Les Sans-Chemise

Origine
C’est dans la région de Charlevoix que sont apparus les Sans-Chemise. En juillet 2000, le ministère procède à un redécoupage des régions administratives de l’assurance-chômage, ce qui provoqua de graves conséquences sur les critères d’admissibilité à l’assurance-chômage ainsi que sur la durée de la période de prestations pour les gens de cette région, entre autres.

 

Les Sans-Chemise s’organisent!
Devant l’ampleur des enjeux, les intervenants locaux lancent : « Mettons nos culottes pour ne pas perdre nos chemises! ». Ils se donnent le nom de Comité des Sans-Chemise et entreprennent de mobiliser la population afin de faire pression sur le gouvernement. En septembre 2000, le gouvernement répond aux pressions populaires et il met en place des mesures transitoires pour atténuer les effets des modifications. Mais ces mesures consistent à remettre le problème à plus tard.

 

La relance de la lutte
Le Comité des Sans-Chemise se remet sur pied en mai 2002 avec l’idée qu’il faut mener le combat dans un cadre plus large afin de s’assurer de résultats durables pour le plus grand nombre.

Ainsi, à l’automne 2002, la population de Charlevoix entreprend de nouvelles actions pour faire pression sur le gouvernement. Cette fois-ci, les appuis politiques d’organisations populaires et syndicales arrivent de partout au Québec. À la manifestation du 21 septembre 2002, 1 000 personnes défilent dans les rues de La Malbaie, dont une douzaine de groupes de chômeurs provenant de différentes régions du Québec.

 

Des Sans-Chemise partout au Québec
À partir de ce moment, les Sans-Chemise s’organisent partout au Québec. Une Coordination nationale des Sans-Chemise se met en place, appuyée par de nombreuses organisations.

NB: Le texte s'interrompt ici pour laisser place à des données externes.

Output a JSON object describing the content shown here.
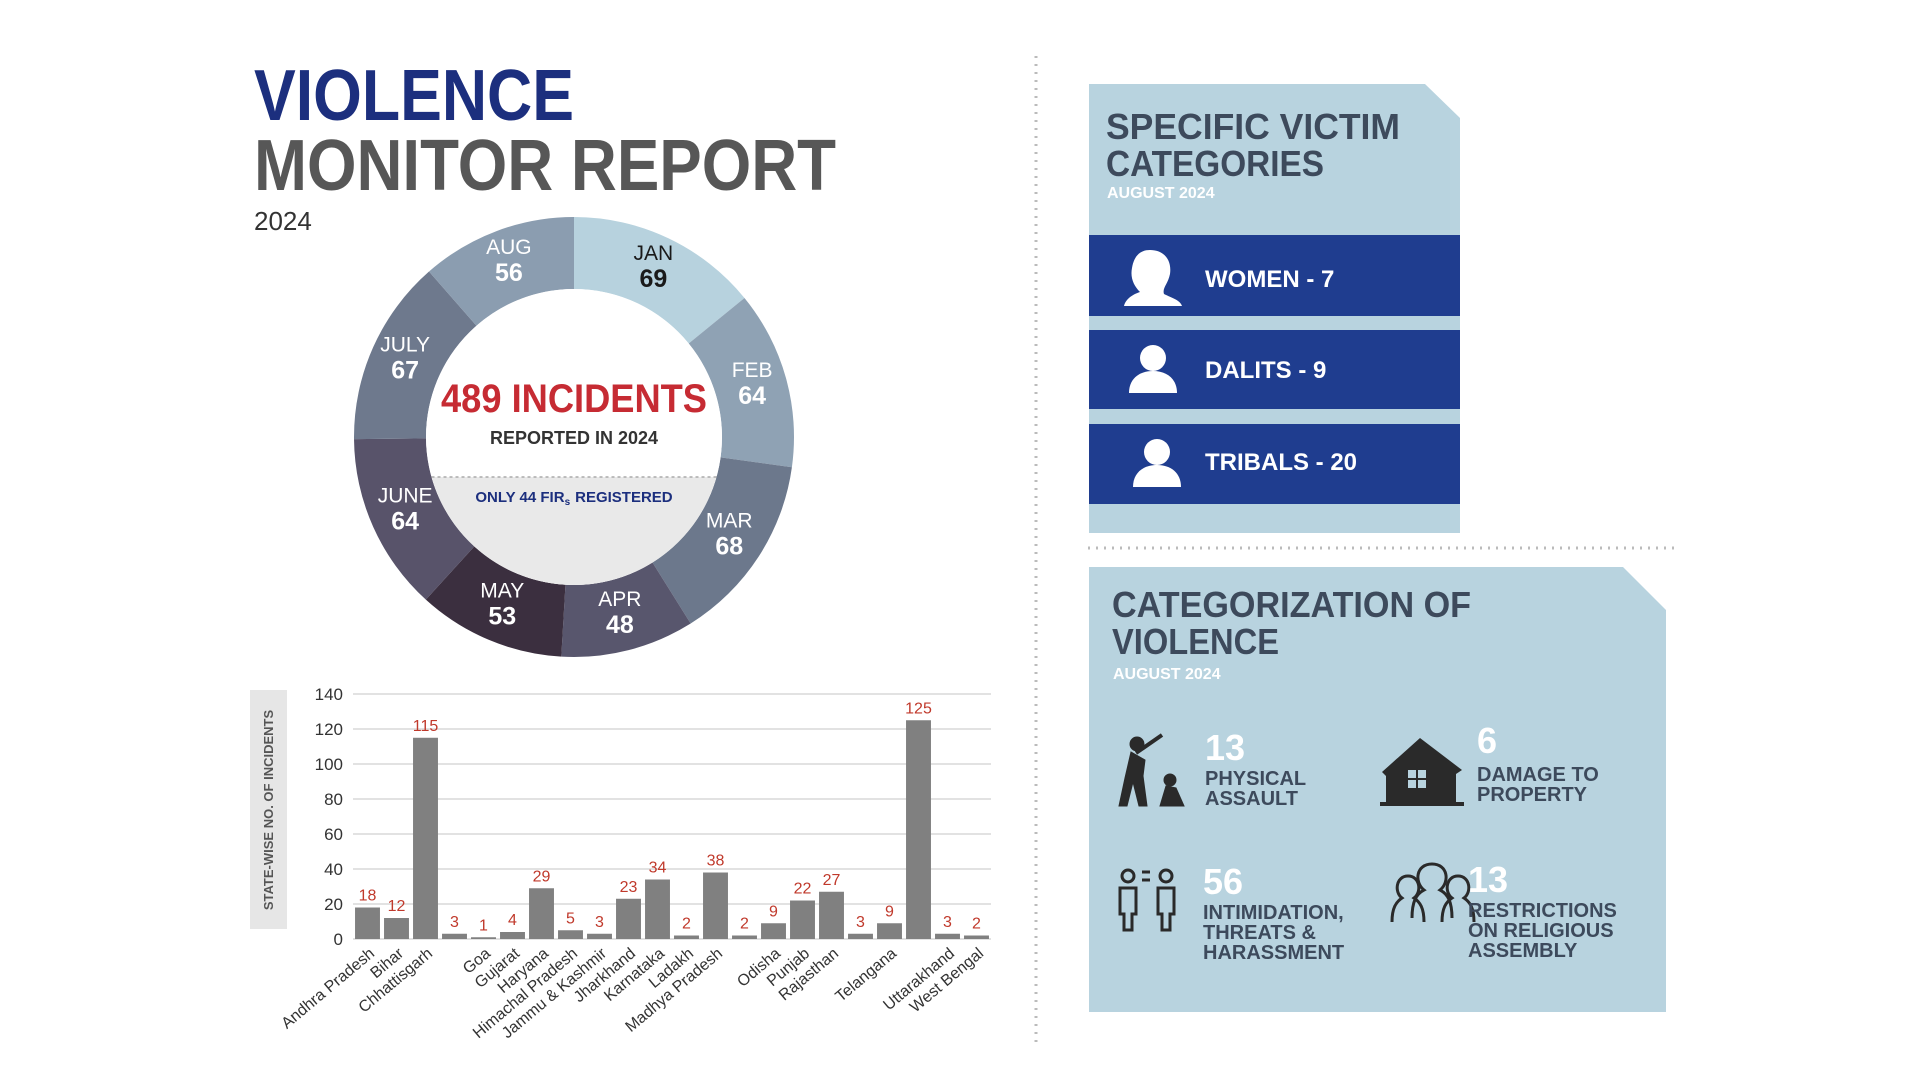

Depuis lors, les Sans-Chemise n’ont eu de cesse de mener un intense travail de sensibilisation, de mobilisation et de pression afin d’obtenir un meilleur régime d’assurance-emploi visant à mieux protéger les travailleurs et les travailleuses lorsqu’ils sont en situation de chômage.

 

Argumentaire 

L’ASSURANCE-EMPLOI EST LE PROGRAMME LE PLUS IMPORTANT DE SOUTIEN DU REVENU DES TRAVAILLEUSES ET TRAVAILLEURS DU CANADA UN PROGRAMME ESSENTIEL POUR LES CHÔMEURS ET LES COMMUNAUTÉS

L’assurance emploi est un programme d’assurance financé depuis 1990 exclusivement par les travailleurs et leurs employeurs.

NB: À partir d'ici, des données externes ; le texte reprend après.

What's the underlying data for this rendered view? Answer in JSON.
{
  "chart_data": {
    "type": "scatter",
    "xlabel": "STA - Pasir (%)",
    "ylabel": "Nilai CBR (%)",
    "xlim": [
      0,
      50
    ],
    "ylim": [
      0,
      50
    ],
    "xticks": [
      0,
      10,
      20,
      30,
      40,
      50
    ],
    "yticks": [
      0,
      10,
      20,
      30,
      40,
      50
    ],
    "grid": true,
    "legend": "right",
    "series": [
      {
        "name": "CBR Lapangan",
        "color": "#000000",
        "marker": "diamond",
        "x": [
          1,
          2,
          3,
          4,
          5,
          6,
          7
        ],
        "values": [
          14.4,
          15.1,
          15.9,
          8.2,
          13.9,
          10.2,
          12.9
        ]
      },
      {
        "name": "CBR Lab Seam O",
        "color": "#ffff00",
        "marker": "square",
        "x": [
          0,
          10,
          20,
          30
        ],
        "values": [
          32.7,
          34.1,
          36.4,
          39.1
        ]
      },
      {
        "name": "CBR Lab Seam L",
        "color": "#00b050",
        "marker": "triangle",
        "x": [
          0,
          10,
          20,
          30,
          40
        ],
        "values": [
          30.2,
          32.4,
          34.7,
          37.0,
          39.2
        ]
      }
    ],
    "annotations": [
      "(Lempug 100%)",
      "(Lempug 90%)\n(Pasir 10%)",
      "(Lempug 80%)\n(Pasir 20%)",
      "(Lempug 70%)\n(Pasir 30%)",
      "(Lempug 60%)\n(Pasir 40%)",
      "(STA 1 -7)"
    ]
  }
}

C’est actuellement un programme d’environ 22 milliards de $ annuellement.

C’est un revenu temporaire essentiel pour de nombreux chômeurs et c’est un soutien économique important pour leurs communautés.

En moyenne au cours des dernières années, environ 1,8 million de nouvelles demandes de prestations de revenu par année sont faites dont 1,4 million de nouvelles demandes de prestations régulières.

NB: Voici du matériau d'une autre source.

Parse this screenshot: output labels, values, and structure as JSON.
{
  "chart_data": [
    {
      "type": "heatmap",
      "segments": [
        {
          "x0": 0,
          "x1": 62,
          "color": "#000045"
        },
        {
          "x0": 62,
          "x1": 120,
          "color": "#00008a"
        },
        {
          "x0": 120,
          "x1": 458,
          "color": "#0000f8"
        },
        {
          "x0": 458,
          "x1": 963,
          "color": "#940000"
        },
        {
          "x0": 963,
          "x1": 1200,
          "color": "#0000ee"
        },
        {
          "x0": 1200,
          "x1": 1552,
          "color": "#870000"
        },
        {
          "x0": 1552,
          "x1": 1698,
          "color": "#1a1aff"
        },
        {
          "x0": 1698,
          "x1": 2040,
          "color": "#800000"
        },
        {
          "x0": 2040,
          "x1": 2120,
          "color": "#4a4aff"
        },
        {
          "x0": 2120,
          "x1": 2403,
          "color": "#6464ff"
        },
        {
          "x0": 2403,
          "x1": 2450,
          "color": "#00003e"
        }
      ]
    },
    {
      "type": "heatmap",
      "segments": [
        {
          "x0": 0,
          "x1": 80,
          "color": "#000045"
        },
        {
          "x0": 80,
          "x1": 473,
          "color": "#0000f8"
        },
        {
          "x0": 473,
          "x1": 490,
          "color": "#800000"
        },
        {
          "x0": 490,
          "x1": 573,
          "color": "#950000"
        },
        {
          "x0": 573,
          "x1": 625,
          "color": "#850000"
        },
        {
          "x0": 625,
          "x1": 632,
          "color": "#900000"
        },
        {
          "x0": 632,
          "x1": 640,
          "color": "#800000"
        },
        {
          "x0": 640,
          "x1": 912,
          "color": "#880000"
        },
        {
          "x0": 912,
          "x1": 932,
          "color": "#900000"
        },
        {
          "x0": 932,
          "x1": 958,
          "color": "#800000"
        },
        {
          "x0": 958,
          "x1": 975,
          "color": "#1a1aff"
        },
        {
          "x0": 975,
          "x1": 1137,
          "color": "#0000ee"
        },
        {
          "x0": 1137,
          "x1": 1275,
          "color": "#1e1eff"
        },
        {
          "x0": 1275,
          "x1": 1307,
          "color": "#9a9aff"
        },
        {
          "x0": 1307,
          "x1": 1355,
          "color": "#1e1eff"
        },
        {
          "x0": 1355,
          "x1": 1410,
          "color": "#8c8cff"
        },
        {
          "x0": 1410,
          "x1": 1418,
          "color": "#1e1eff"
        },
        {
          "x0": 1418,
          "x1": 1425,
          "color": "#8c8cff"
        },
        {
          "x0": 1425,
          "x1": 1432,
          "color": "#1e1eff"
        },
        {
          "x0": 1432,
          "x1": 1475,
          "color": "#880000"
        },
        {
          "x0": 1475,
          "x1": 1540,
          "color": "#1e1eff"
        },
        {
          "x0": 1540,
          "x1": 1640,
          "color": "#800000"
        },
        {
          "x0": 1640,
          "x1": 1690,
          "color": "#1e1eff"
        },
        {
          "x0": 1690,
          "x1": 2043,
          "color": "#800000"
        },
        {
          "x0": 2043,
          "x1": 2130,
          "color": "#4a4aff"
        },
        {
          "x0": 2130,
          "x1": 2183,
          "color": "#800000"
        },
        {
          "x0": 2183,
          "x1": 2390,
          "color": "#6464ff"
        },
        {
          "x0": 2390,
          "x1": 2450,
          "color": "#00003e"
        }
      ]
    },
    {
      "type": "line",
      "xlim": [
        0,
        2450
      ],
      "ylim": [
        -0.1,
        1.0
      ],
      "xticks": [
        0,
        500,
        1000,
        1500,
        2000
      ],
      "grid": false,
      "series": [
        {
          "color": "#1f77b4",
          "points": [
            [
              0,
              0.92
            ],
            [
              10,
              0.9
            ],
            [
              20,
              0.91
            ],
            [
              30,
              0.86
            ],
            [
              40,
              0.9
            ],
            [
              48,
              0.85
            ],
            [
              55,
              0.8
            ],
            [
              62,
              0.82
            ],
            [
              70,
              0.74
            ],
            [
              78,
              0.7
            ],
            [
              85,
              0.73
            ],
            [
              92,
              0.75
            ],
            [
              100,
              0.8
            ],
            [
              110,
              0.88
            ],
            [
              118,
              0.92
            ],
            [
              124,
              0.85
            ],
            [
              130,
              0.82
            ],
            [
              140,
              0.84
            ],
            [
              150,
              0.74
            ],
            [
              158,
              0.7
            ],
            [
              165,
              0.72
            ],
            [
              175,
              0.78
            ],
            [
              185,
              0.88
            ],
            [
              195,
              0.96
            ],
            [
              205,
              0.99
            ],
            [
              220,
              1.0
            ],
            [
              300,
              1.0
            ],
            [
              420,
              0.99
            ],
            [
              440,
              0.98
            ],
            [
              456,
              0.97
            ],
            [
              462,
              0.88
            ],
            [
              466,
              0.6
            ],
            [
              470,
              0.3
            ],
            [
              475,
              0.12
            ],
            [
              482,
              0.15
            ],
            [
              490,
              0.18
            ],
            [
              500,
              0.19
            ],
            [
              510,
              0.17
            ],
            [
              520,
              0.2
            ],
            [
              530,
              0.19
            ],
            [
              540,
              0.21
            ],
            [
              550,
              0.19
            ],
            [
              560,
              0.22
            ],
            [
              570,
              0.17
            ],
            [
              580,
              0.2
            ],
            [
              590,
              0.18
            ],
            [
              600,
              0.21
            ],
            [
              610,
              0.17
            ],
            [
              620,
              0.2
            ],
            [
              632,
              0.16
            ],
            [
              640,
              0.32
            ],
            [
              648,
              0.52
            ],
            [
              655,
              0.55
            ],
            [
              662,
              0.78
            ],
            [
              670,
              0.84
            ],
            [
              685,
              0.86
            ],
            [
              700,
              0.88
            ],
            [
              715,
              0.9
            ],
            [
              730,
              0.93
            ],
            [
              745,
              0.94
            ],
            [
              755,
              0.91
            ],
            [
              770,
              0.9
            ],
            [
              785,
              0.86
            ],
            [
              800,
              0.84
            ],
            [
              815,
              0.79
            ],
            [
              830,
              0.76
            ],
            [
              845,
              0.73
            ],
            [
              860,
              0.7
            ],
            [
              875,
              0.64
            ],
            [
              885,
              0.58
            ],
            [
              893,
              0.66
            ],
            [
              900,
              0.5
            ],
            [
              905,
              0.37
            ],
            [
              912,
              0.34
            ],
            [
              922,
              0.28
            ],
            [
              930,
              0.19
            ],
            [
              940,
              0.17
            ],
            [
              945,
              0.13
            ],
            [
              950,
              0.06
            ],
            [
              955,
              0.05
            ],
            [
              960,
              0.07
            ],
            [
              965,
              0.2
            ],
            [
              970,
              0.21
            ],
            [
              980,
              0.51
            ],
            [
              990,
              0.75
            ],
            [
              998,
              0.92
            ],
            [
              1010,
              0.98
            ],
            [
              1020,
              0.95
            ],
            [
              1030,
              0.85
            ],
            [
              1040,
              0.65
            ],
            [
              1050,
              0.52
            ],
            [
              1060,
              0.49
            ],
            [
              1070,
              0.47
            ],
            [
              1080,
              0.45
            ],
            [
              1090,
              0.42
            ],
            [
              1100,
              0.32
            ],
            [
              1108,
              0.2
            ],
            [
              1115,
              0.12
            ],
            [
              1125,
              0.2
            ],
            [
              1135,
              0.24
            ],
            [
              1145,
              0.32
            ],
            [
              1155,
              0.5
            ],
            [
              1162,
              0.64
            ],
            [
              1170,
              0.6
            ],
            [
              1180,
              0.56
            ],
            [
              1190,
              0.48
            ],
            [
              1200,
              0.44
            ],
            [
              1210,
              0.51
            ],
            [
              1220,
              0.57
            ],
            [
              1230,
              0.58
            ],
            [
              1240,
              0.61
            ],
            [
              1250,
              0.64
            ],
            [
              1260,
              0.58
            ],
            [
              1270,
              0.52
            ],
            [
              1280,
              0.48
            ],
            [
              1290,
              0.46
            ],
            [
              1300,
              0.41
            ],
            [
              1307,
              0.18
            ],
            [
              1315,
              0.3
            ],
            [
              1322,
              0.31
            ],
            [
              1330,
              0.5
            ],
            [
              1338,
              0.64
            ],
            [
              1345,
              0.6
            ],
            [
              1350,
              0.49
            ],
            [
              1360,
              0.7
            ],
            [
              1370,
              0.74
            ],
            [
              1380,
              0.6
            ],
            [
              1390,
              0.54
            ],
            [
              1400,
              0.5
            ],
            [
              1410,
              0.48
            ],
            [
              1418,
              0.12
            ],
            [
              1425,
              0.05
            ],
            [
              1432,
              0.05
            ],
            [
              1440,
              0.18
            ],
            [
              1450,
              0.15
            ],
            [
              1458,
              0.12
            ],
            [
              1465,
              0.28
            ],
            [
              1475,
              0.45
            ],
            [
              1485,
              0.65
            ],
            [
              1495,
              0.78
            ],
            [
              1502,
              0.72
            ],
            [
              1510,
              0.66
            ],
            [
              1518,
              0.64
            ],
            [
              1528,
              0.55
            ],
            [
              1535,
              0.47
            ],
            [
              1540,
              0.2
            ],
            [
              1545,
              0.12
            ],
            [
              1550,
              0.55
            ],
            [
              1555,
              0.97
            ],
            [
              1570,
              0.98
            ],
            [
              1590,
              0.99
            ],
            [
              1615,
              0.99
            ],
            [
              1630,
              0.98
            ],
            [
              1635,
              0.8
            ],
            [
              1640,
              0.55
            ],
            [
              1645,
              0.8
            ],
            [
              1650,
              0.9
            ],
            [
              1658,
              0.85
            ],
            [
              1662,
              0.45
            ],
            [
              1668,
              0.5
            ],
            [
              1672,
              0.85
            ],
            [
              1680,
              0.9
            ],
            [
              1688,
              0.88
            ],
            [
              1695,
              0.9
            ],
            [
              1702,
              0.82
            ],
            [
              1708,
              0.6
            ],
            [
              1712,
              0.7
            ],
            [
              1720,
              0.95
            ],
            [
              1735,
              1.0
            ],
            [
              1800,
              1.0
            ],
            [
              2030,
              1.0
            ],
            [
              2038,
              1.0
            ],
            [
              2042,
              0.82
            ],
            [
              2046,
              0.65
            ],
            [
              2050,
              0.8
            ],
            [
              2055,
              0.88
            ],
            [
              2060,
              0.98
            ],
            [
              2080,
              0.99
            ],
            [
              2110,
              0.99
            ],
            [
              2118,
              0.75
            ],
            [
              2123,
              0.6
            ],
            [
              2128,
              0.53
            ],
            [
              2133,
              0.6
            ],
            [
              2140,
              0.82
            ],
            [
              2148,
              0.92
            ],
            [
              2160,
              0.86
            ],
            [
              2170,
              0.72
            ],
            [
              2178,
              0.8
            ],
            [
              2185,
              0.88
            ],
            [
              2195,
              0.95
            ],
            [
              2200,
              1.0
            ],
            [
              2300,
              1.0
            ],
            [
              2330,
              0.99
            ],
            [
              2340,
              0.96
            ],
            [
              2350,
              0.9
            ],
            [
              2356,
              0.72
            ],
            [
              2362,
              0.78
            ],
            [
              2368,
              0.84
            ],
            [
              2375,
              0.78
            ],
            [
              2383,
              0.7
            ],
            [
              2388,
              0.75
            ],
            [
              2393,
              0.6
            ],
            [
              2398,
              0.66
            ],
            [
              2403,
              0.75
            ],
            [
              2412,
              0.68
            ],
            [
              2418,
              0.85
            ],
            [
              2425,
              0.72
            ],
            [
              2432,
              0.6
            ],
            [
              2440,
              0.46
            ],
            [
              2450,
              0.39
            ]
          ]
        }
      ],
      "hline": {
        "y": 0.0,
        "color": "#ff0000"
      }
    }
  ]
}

Environ un contribuable sur huit au Canada déclare un revenu provenant de l’assurance-emploi. (Ceux qui ont réussi à en recevoir…)

C’est un stabilisateur économique qui permet d’atténuer les effets de récession ou de ralentissement économique comme l’écrit le ministère.

Dans un rapport sur la pauvreté au Canada (09/09), le Conference Board titre : « Le bilan du Canada en matière de pauvreté compte parmi les pires des pays développés et la situation ne fait qu’empirer ». En ce qui concerne la pauvreté des personnes en âge de travailler, indicateur pour lequel le Canada se situe au 15e rang sur 17 pays, l’organisme souligne que :

1) La piètre performance du Canada sur le plan international en matière de pauvreté s’explique notamment par la diminution importante des prestations, dont celles de l’assurance-emploi;

2) Ces prestations au Canada sont plus faibles que dans la plupart des pays de l’OCDE;

3) Entre 1995 et 2005, la redistribution de la richesse a moins réussi à diminuer la pauvreté et les inégalités que dans les décennies précédentes.

Ce régime a été considérablement malmené au cours des dernières décennies. L’annonce récente d’améliorations est une embellie. Nous saluons ces pas qui vont dans la bonne direction tout en soulignant qu’il est possible de faire encore mieux.